Om een opening te breien met de grootte die u wilt, moet u:
- Brei een rij steken voor het begin van het vlechtpatroon.
- Maak een steek gelijk aan de breedte van de vlechtdraad.
- Brei het vlechtgedeelte van het stuk verder met een LIS, waarbij u evenveel LIS weglaat als er GP's zijn voor één streng.
- Brei in de volgende paar rijen met een IBC.
De sleutel tot het maken van een vlechtpatroon is de einddraad onder de tweede draad te rijgen, met behulp van een grote haaknaald.
Vlecht met schelpen
Om zo'n vlecht te vormen door te haken, moet je zoveel BP verbinden als genoeg is om het hoofddeel van het product te maken. Haak dan als volgt:
- 1e naald wordt gebreid met CCN.
- 2e naald: brei 14-18 vangsels (hangt af van de dikte van het garen), wikkel ze in een lus, wikkel de lap af, zodat in dezelfde naald het "schelp"-patroon ontstaat: voer 1 CBN uit, na hem 1 PLC, 12-18 CBN, dan 1 PLC en 1 CBN. De rest van de rij brei je C-SN.
- Herhaal de reeks.
Met tracering stukken
Brei verschillende elementen met visnetsteek om een driedimensionale look te creëren.

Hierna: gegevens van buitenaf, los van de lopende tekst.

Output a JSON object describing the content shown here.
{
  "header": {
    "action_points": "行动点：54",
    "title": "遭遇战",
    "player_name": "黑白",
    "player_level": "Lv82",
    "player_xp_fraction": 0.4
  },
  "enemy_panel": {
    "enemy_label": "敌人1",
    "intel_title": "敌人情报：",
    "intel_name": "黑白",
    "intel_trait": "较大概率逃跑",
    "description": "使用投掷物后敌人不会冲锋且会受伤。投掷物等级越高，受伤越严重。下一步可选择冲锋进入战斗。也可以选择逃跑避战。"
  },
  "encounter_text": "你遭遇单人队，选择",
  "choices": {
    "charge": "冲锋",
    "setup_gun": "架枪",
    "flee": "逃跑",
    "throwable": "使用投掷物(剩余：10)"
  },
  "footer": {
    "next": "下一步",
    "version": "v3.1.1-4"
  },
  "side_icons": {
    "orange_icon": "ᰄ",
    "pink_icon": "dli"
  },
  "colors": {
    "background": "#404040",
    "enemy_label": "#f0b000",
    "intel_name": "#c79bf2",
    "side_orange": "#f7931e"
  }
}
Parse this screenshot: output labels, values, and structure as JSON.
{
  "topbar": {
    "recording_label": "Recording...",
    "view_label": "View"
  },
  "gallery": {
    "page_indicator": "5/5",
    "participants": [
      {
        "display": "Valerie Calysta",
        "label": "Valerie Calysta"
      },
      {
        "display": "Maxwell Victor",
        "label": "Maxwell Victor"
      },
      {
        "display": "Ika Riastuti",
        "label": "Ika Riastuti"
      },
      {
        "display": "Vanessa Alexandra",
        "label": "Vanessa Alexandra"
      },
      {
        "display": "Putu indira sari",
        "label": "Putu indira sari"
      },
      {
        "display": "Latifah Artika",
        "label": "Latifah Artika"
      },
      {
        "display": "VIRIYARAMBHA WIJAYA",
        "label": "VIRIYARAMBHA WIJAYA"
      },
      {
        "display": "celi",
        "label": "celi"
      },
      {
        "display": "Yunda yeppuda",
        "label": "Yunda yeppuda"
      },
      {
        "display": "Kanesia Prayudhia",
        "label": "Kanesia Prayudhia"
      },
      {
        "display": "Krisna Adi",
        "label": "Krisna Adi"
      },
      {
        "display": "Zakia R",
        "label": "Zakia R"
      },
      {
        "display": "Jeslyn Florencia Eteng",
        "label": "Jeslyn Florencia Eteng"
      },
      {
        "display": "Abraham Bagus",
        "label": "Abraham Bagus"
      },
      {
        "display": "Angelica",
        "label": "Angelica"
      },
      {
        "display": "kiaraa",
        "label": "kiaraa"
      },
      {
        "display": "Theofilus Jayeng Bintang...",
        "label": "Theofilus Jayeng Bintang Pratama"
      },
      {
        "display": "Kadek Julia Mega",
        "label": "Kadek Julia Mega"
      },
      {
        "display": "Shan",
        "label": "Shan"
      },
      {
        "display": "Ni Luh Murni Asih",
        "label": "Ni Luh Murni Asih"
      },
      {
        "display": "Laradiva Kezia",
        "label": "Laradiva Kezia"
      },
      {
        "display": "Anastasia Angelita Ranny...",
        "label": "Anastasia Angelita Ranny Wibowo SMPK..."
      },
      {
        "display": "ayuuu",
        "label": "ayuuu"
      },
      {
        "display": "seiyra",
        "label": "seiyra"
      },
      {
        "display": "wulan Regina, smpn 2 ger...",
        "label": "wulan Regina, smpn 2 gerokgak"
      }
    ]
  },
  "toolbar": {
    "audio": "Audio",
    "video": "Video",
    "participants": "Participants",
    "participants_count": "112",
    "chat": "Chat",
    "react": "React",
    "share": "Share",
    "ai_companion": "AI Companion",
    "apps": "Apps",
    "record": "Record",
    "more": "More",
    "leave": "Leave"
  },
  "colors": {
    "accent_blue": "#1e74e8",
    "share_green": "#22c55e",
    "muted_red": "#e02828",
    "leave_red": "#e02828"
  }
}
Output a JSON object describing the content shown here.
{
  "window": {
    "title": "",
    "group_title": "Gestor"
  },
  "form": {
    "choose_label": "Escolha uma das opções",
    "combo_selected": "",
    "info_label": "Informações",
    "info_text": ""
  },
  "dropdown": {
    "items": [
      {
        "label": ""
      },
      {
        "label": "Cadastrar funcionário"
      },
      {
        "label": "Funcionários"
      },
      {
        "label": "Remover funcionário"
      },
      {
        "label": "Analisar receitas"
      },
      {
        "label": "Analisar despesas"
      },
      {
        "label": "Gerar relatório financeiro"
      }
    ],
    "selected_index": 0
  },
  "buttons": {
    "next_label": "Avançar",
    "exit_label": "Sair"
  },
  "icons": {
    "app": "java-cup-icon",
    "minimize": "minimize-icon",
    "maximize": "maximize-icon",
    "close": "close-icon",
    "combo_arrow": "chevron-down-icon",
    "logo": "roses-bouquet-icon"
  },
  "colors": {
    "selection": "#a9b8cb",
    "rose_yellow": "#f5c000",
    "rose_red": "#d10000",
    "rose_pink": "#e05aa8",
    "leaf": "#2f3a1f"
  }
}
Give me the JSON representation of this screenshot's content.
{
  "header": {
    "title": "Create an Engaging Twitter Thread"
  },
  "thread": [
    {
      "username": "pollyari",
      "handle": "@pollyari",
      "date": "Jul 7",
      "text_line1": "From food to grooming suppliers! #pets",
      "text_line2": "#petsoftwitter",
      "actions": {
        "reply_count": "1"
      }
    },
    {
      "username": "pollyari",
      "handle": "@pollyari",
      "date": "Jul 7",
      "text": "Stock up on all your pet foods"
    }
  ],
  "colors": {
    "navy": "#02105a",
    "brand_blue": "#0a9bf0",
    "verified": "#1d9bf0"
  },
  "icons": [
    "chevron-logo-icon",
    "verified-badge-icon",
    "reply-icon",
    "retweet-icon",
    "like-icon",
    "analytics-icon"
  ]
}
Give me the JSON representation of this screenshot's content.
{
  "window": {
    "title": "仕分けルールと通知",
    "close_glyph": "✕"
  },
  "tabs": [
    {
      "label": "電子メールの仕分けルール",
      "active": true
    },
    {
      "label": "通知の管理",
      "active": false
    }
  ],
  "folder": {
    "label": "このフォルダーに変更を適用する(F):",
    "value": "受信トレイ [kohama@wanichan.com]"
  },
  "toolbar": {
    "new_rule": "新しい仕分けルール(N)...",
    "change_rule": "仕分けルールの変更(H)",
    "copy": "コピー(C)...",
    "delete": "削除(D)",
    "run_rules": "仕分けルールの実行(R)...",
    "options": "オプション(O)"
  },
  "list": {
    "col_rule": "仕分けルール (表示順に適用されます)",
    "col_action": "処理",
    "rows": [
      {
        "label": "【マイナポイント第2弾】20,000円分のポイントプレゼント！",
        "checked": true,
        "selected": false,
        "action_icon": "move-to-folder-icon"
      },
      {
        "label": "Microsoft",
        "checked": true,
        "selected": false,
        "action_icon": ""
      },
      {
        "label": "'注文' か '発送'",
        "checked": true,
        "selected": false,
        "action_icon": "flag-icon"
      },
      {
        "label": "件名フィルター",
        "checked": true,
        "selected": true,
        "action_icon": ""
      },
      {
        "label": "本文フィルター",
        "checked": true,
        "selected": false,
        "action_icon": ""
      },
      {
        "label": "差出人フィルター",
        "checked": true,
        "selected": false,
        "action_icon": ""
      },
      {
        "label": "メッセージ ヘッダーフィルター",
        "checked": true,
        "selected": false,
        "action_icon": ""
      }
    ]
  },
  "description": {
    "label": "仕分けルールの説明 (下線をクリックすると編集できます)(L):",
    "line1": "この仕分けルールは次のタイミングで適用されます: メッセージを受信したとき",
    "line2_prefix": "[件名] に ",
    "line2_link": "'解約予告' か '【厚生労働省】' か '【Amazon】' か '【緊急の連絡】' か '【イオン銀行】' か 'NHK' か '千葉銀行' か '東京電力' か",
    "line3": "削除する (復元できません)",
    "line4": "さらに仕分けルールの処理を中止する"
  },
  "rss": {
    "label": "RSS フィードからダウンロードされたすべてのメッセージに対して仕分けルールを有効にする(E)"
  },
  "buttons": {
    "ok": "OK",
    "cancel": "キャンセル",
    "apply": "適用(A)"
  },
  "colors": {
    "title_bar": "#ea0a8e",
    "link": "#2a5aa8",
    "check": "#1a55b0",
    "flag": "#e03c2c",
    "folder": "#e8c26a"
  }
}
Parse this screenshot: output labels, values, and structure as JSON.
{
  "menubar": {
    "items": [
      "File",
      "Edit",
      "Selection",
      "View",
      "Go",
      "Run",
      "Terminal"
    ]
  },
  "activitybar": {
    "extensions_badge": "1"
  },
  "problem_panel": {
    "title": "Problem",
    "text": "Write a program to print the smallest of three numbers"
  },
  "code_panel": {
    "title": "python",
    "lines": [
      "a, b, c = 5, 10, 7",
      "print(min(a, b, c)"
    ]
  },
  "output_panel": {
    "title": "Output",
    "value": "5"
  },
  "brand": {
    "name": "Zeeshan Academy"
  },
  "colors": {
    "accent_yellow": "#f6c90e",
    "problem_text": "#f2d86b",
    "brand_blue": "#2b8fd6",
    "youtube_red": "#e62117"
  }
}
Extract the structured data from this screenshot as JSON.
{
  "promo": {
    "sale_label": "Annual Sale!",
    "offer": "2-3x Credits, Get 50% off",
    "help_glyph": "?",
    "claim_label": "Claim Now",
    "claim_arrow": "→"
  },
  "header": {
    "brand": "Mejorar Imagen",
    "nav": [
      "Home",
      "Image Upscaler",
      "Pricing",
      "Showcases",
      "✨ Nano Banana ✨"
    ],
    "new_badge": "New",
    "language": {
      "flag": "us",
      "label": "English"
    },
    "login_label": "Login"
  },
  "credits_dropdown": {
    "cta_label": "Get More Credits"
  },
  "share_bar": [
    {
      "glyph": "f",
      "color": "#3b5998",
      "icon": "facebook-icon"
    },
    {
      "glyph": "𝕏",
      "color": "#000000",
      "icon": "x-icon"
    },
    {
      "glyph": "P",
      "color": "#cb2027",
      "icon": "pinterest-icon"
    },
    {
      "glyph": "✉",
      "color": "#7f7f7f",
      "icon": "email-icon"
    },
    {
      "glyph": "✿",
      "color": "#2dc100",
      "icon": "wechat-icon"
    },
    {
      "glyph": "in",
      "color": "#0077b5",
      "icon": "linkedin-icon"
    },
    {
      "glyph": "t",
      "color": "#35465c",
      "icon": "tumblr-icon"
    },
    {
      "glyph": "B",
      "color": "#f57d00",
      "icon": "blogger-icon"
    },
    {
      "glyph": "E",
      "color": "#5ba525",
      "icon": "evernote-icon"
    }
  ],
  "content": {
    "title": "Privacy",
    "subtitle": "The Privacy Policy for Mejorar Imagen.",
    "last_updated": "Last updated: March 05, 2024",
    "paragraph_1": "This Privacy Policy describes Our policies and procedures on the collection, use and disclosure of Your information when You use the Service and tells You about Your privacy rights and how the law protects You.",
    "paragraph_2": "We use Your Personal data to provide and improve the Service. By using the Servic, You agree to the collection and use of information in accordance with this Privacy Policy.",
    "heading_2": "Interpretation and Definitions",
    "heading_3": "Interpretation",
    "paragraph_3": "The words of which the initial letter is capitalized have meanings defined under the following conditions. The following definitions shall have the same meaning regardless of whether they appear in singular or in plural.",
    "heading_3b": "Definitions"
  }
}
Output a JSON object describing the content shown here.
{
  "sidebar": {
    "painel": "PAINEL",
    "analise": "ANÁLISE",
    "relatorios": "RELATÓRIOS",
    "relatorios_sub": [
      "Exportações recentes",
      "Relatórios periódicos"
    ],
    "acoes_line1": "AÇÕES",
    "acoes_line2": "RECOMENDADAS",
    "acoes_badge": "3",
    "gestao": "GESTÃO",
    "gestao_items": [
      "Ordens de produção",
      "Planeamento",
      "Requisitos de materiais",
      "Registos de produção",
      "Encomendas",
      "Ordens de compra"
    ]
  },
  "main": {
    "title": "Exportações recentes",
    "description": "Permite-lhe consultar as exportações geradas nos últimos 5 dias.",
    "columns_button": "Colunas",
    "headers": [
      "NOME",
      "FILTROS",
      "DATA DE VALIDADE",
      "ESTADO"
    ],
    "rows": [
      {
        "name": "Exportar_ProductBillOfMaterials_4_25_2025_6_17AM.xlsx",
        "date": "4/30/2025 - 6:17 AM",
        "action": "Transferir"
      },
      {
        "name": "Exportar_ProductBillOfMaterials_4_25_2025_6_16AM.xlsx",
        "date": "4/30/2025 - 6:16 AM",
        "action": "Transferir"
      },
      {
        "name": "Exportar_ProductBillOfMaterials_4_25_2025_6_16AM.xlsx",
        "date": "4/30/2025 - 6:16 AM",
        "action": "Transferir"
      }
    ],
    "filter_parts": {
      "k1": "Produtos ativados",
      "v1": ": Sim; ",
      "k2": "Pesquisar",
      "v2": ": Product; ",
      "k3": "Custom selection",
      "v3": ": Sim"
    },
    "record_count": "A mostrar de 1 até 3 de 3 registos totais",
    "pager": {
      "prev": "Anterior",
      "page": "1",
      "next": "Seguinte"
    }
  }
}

Door de haak onder de CHS te schuiven, creëert u een convexe CHS, in dat geval houdt u de haak voor de stof. Als je hem achter de CHS zet, zal hij verzonken zijn in de rij.
Als je de principes van volumetrische steken onder de knie hebt, kunnen ze in alle patronen en ontwerpen worden gebruikt. De schema's moeten worden beschouwd als voorbeelden van het patroon, dat voor het gehele stuk moet worden herhaald.
Met de patronen van vlechten en vlechten kunt u mooie gebreide dingen maken, hun bijzonderheid is dat de stof de nodige stijfheid en extra volume krijgt. Daarom zijn dichte vesten en bovenkleding met vlechten in reliëf bijzonder goed.